Все они, в особенности же те, кто счастьем и богатством, должностями или почестями возвышаются над положением простонародья, очень высокомерны и горды, чего они, по отношению к чужим, не скрывают, но открыто показывают своим выражением лица, своими словами и поступками. Подобно тому, как они не придают никакого значения иностранцу сравнительно с людьми собственной своей страны, так же точно полагают они, что ни один государь в мире не может равняться с их главою своим богатством, властью, величием, знатностью и достоинствами. Они и не принимают никакого письма на имя его царского величества, в котором какая-либо мелочь в титуле опущена или неизвестна для них.

Было смешно, как год тому назад [126] два русские посла в Голштинии, посланные к: тамошнему правительству, не захотели принять его светлости письмо на имя его царского величества, так как там применено было надписание («дяде и свойственнику»), согласно с обыкновением подобного же обращения к прежним великим князьям; пришлось поэтому удалить эти слова. Они говорили: за это им придется отвечать жизнью; по их мнению, его царское величество слишком высок, чтобы иностранный государь мог называть его свойственником. Тщетно им сообщали и доказывали про герцога Магнуса голштинского, господина двоюродного брата моего милостивейшего государя, дружбу с предками нынешнего царя и на иное, в оправдание того, что слова эти помещены правильно.

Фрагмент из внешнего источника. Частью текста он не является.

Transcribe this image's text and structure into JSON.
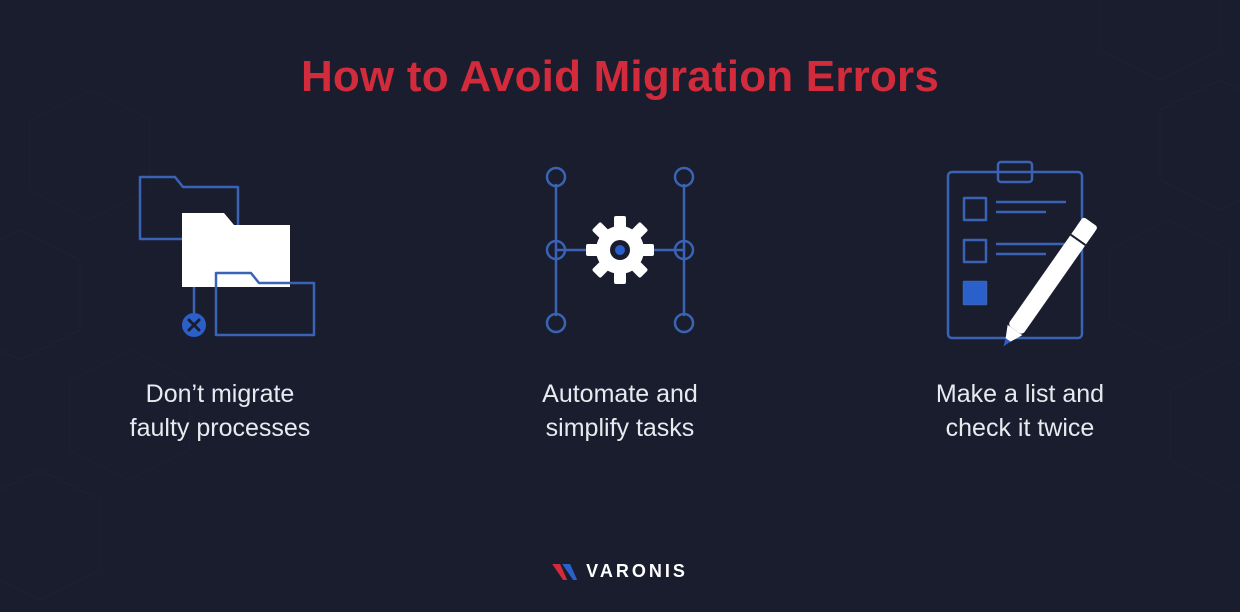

Все это почти походило на мнение персов об Али, их великом святом и патроне, про которого говорят, что он «хотя и не Бог, но в очень близком родстве с Богом».

Они грубо честолюбивы и готовы заявлять об этом, если их почитают или с ними обращаются не по их воле.

Приставы, которых его царское величество посылает, как служителей своих, для приема иностранных послов, не стыдятся открыто требовать, чтобы послы снимали шляпы раньше русских и раньше их сходили с лошадей. Насильно протискиваются они вперед, чтобы ехать и идти выше послов, и совершают еще много иных грубых нарушений вежливости. Они полагают, что нанесли бы большой ущерб своему государю и всей нации, если бы они по отношению к иностранным гостям и послам великих государей (а эти послы, по словам Фредерика Деерзелера в его соч. «Legatus», «являются изображением государей и должны считаться достойными чести государей») вели себя с приятною вежливостью и почтительностью.

вернуться

126

год тому назад — vorm Jahre в подлиннике во всех изданиях с 1656 г. Слова: «дядя» и «свойственный» (т. е. свояку) встречаются во многих сохранившихся обращениях голштинского герцога к царю (в русских переводах грамот XVII в.).